Z sondażu IBRiS przeprowadzonego dla „Rzeczpospolitej” wynika, że 24,8 proc. respondentów uważa, że wprowadzanie przywilejów dla osób zaszczepionych i ograniczeń dla tych, którzy się nie zaszczepili jest naruszeniem swobód obywatelskich. Z kolei za koniecznością okazywania certyfikatu szczepień przy wejściu do kina czy teatru opowiada się 46,6 proc. respondentów.
„Rz” cytuje prezesa Warszawskich Lekarzy Rodzinnych dr. Michała Sutkowskiego. Jak zaznacza ekspert, o paszportach covidowych mówi się dużo, ale mało gdzie one w Polsce obowiązują, a to nie zachęca do szczepień.

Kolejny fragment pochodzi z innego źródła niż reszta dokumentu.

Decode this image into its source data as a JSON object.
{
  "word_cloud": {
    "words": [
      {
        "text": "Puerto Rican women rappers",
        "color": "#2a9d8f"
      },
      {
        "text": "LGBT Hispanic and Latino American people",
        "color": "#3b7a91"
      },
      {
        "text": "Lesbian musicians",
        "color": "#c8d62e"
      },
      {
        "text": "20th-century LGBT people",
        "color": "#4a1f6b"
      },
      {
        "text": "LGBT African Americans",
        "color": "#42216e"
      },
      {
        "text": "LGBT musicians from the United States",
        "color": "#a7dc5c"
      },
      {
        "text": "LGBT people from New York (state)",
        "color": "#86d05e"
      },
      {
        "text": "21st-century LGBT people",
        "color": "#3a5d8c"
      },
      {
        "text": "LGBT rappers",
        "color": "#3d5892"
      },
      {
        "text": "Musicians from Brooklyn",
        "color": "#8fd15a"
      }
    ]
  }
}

Zdaniem Sutkowskiego rząd powinien wskazać konkretny poziom zakażeń, po przekroczeniu którego paszporty powinny obowiązywać np. w restauracjach. „Ale do sklepu po zakupy powinien móc wejść każdy” – tłumaczy.
„Rz” wskazuje, że sondaż pokazuje także wysoką akceptację dla trzeciej dawki szczepień. „Ponad 37 proc. badanych uważa, że możliwość jej przyjęcia powinien mieć każdy Polak” – czytamy. (PAP)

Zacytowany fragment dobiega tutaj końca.